Bisbille rurale

Pierre Duhamel, l’Itinéraire, Montréal, le 1er août 2010

L’image, qui remonte à la nuit des temps, est fortement imprégnée dans l’imaginaire collectif. C’est celle du brave agriculteur qui, à la sueur de son front, assure notre subsistance. Ajoutez à cela un brin de collectivisme irrésistible pour une certaine gauche urbaine, le fantasme d’une autarcie alimentaire chère à certains milieux et la surreprésentation des circonscriptions rurales dans les deux parlements et vous avez tous les ingrédients d’une politique agricole qui trait les consommateurs et qui plume les contribuables.
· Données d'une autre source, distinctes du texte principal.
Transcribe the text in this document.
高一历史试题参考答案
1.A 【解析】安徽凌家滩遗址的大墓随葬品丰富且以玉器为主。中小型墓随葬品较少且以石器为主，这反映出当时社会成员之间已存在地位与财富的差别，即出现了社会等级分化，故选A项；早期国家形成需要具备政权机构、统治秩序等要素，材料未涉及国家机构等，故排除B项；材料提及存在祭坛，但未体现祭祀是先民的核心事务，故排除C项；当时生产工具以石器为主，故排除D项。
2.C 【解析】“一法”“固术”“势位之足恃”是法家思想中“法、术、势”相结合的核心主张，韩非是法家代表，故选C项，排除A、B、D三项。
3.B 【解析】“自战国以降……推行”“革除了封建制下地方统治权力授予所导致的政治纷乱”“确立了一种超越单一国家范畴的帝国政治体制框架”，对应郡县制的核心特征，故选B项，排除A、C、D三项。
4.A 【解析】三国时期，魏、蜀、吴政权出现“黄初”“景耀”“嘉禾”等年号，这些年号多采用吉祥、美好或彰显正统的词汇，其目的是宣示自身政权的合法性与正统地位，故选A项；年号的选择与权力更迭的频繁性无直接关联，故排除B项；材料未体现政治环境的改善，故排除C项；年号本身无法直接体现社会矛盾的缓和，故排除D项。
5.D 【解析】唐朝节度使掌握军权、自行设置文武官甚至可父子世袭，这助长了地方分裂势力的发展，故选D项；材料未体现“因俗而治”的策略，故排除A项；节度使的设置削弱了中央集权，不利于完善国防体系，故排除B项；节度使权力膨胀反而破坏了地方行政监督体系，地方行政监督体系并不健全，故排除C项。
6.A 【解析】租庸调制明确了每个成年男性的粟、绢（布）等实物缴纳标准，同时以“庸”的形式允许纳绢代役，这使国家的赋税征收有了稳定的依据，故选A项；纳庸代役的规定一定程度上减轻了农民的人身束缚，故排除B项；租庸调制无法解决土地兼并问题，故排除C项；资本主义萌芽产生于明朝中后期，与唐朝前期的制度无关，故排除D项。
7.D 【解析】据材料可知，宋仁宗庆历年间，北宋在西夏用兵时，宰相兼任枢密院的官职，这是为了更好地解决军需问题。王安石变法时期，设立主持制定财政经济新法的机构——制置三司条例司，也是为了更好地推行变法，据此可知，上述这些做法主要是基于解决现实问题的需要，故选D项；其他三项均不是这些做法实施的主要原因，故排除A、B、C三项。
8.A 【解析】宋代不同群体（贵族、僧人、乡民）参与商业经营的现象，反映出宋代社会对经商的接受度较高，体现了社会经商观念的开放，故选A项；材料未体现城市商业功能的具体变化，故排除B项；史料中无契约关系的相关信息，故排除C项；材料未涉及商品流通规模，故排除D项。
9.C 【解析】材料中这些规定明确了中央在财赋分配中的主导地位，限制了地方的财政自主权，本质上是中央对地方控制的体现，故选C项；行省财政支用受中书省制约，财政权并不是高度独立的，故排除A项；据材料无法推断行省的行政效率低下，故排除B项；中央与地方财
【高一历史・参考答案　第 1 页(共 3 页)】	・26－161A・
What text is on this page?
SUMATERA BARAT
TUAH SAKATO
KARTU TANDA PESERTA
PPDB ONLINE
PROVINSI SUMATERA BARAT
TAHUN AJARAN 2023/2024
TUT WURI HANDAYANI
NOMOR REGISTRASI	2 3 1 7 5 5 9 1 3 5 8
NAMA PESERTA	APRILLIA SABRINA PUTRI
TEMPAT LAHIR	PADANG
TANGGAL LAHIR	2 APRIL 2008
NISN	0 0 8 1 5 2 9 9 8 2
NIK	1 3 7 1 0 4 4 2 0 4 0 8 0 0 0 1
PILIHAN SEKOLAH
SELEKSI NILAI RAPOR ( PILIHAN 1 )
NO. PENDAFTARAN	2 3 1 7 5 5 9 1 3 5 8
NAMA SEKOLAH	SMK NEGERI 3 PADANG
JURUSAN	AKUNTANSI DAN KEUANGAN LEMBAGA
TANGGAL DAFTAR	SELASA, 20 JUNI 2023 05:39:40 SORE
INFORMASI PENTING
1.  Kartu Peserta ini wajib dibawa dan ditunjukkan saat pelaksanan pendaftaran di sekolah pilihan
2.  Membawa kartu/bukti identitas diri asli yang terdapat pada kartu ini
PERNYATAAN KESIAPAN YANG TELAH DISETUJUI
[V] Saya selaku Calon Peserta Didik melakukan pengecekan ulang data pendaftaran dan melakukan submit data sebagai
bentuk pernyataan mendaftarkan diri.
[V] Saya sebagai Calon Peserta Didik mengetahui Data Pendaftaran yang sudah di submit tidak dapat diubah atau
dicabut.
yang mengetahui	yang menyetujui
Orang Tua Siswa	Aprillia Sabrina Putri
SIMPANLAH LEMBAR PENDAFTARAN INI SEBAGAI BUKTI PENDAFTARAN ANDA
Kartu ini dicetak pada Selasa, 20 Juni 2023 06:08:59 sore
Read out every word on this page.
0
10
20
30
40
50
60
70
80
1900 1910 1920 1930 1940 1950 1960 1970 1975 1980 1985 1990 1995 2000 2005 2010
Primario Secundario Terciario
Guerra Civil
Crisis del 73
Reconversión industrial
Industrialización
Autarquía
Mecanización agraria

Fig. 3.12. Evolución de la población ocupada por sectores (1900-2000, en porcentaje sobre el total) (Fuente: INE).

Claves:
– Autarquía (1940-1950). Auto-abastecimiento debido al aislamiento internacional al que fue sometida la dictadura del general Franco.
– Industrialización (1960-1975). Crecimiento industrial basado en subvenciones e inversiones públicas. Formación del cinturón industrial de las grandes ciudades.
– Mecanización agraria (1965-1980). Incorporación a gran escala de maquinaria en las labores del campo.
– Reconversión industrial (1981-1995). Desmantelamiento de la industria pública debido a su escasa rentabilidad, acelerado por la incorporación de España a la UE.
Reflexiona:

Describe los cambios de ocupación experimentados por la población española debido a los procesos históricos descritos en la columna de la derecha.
Le conflit autour du programme d’assurance stabilisation des revenus agricoles géré par la Financière agricole illustre bien non-sens des politiques agricoles. On comprend tous la pertinence d’un programme d’assurance. Il est légitime qu’un agriculteur veuille s’assurer contre des pertes attribuables aux conditions climatiques. Le programme de la Financière agricole va beaucoup plus loin, car il comble l’écart entre les coûts de production des agriculteurs et les prix du marché.

En clair, ce programme soustrait la production des agriculteurs et les prix du marché. La production de viande porcine diminue en Amérique du Nord depuis quelques années parce que la demande est moins forte. Pas au Québec, où la production est à la hausse. On produit plus de porcs aujourd’hui qu’en 2001, même si le prix de 100 kg est passé de 208,58 dollars à 156,05 dollars.

Pourquoi en est-il ainsi ? Parce que les producteurs n’ont pas à se soucier de données aussi terre-à-terre que leurs coûts de revient, la demande pour leur viande et le prix obtenu sur les marchés. C’est plus payant pour eux de produire davantage, quitte à contribuer à la baisse des prix, parce que la Financière agricole va finir par payer la différence.

La Financière agricole, c’est nous. Elle est financée dans une proportion de 60 % par les contribuables, le reste venant de la poche des adhérents. On ne parle pas ici de petite monnaie. En 2009, la Financière agricole a encaissé un manque à gagner de 1,75 milliard de dollars. Elle a versé 836 millions de dollars en indemnisation à des producteurs, dont 433 millions à l’industrie porcine. Quatre-vingts pour cent de cette somme a été versé aux plus gros producteurs.

Le gouvernement du Québec trouve que cela commence à lui coûter cher. Il veut plafonner les compensations à 630 millions de dollars. Il exige que la Financière s’autofinance et que le quart des fermes les moins performantes soit exclu du calcul des coûts de production moyens. Cela m’apparaît approprié, bien que timide. La réaction de l’UPA est à la hauteur de ce que l’on attend de l’UPA. Son président trouve cela « insultant pour les producteurs », il craint que l’industrie se « déstructure » et parle d’un « coup de massue ». En interview à La Presse, le président de la Fédération des producteurs de porcs jure que les prix raffermissent et que la situation s’améliore. Depuis 20 ans, il n’y en a que deux où les producteurs de porcs n’ont pas fait appel à l’assurance agricole.

Il est temps que l’UPA perde son monopole absolu sur les questions agricoles. J’espère que le nouveau Conseil des entrepreneurs agricoles réussira à trouver une place au soleil. Au marché des idées, comme à celui des denrées, il faut une grande variété de produits. Les clients décideront au mérite.